The HALT-IT trial was designed to evaluate the effects of tranexamic acid on death and thromboembolic events in acute GI bleeding, after an earlier meta-analysis of randomized trials suggested that the drug substantially reduced mortality risk, the researchers explained.

HALT-IT included 12,009 patients with high-risk upper or lower GI bleeding. Participants were randomized to receive either tranexamic acid (n=5,994) or matching placebo (n=6,015). Tranexamic acid was administered intravenously via a loading dose of 1 g added to a 100-mL infusion bag of sodium chloride 0.9%, followed by a maintenance dose of tranexamic acid 3 g added to 1 L of any isotonic solution. In the placebo group, patients received a sodium chloride 0.9% solution. All patients, caregivers, and outcome assessors were masked to randomization.

By day 28 after randomization, 1,112 patients died, with a median time to death of 55 hours following randomization. The rate of bleeding-related death within 5 days of treatment allocation was similar between the tranexamic acid and placebo groups: 3.7% versus 3.8%, respectively (risk ratio [RR] = 0.99). The all-cause mortality rate within 28 days of randomization also was slightly higher with tranexamic acid (9.5% vs. 9.2%; RR=1.03), but rates of arterial thromboembolic events, including myocardial infarction or stroke, were slightly lower (0.7% vs. 0.8%; RR=0.92).

However, the rates of venous thromboembolic events, such as deep vein thrombosis (DVT) or pulmonary embolism, nearly doubled in patients who received tranexamic acid compared with those who received placebo (0.8% vs. 0.4%; RR=1.85). Treatment with tranexamic acid also was associated with a higher risk of death related to a thromboembolic event, the authors added (TABLE).

Looking at complications associated with treatment, the investigators also reported that more patients in the tranexamic acid group experienced seizures (0.6% [n=38] vs. 0.4% [n=22]; RR=1.73).

“We found no evidence that tranexamic acid decreases the risk of death in patients with gastrointestinal bleeding,” the authors concluded. However, “although this trial can rule out the large mortality reduction suggested by the meta-analysis of previous small trials, it cannot rule out more modest treatment effects.” Future studies, they suggested, should focus on individual patient data meta-analyses to assess whether the effectiveness and safety of tranexamic acid varies by the site and cause of bleeding.
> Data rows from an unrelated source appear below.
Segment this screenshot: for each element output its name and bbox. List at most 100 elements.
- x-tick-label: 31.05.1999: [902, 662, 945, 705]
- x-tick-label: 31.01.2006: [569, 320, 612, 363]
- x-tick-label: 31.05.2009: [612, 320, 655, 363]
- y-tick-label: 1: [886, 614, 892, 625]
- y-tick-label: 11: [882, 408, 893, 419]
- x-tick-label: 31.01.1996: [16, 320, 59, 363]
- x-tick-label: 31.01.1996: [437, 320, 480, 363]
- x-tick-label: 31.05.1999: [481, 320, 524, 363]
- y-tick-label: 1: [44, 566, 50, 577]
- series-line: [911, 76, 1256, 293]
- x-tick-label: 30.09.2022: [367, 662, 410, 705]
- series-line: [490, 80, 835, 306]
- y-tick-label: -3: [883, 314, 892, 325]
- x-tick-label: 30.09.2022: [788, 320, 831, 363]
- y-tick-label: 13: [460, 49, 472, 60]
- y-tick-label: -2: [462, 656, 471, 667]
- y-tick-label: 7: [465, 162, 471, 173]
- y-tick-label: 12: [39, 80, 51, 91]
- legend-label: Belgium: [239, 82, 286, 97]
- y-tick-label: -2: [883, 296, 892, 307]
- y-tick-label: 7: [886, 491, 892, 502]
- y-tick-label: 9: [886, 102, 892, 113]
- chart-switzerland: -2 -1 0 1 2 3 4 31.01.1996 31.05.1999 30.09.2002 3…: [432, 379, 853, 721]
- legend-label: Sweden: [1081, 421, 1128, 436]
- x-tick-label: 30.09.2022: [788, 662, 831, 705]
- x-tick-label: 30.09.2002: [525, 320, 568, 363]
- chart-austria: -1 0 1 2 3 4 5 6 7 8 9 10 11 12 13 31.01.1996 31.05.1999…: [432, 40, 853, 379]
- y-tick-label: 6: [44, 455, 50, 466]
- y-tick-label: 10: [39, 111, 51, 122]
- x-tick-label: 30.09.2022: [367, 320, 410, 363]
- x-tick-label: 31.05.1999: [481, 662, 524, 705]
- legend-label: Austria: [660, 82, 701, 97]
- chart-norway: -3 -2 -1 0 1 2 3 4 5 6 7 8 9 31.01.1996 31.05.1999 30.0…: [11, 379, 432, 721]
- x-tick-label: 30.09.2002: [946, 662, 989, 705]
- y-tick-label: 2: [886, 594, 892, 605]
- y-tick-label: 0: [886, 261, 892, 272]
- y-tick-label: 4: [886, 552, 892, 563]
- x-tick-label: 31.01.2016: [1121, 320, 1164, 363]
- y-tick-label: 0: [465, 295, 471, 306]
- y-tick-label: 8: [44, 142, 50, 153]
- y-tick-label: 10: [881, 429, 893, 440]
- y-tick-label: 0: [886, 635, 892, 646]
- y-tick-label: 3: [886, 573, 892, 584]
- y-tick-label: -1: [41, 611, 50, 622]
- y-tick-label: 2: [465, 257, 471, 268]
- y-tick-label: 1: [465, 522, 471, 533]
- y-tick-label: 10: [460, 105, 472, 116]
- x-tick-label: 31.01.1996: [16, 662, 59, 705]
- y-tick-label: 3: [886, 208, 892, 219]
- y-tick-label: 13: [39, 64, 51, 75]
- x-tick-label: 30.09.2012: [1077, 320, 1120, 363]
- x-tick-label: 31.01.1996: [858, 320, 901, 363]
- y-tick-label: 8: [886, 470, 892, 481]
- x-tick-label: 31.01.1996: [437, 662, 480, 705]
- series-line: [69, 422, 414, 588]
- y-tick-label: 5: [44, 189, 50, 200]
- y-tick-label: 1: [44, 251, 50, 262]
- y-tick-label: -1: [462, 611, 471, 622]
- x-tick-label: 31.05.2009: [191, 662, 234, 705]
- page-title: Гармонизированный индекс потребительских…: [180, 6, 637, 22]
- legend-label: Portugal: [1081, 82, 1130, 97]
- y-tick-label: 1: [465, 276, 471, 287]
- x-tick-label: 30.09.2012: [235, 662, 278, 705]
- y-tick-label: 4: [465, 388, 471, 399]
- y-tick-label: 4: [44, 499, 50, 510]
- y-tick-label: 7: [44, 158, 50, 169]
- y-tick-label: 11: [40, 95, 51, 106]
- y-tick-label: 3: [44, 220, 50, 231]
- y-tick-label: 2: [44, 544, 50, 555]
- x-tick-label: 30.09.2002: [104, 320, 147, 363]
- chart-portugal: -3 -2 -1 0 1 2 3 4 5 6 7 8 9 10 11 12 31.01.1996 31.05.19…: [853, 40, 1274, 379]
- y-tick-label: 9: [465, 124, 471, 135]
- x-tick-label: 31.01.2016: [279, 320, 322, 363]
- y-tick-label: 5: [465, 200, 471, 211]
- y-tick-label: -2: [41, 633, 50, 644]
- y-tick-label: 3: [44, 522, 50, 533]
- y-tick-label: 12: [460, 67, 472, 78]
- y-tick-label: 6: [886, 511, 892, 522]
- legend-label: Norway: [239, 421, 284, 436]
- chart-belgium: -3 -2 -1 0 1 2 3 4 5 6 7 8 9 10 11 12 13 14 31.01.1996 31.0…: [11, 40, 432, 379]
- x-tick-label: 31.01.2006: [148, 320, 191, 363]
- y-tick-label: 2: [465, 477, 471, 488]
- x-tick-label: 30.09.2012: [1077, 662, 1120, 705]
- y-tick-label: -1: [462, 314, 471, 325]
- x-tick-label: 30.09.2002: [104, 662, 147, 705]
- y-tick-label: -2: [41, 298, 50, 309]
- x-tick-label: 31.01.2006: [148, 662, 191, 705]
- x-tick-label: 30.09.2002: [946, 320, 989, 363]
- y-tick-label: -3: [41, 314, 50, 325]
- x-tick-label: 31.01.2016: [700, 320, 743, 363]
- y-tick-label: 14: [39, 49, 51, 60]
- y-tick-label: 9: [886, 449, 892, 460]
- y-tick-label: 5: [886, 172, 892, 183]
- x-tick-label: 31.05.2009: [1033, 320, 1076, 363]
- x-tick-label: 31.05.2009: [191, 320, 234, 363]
The investigators noted the possibility of misclassification of cause of death in this study population as a potential limitation. There also were varying degrees of certainty regarding the sites and causes of bleeding among patients, which could have affected the findings.

The authors report no relevant conflicts of interest.


Roberts I, Shakur-Still H, Afolabi A, et al; HALT-IT Trial Collaborators. Effects of a high-dose 24-h infusion of tranexamic acid on death and thromboembolic events in patients with acute gastrointestinal bleeding (HALT-IT): an international randomised, double-blind, placebo-controlled trial. Lancet. 2020;395:1927-1936.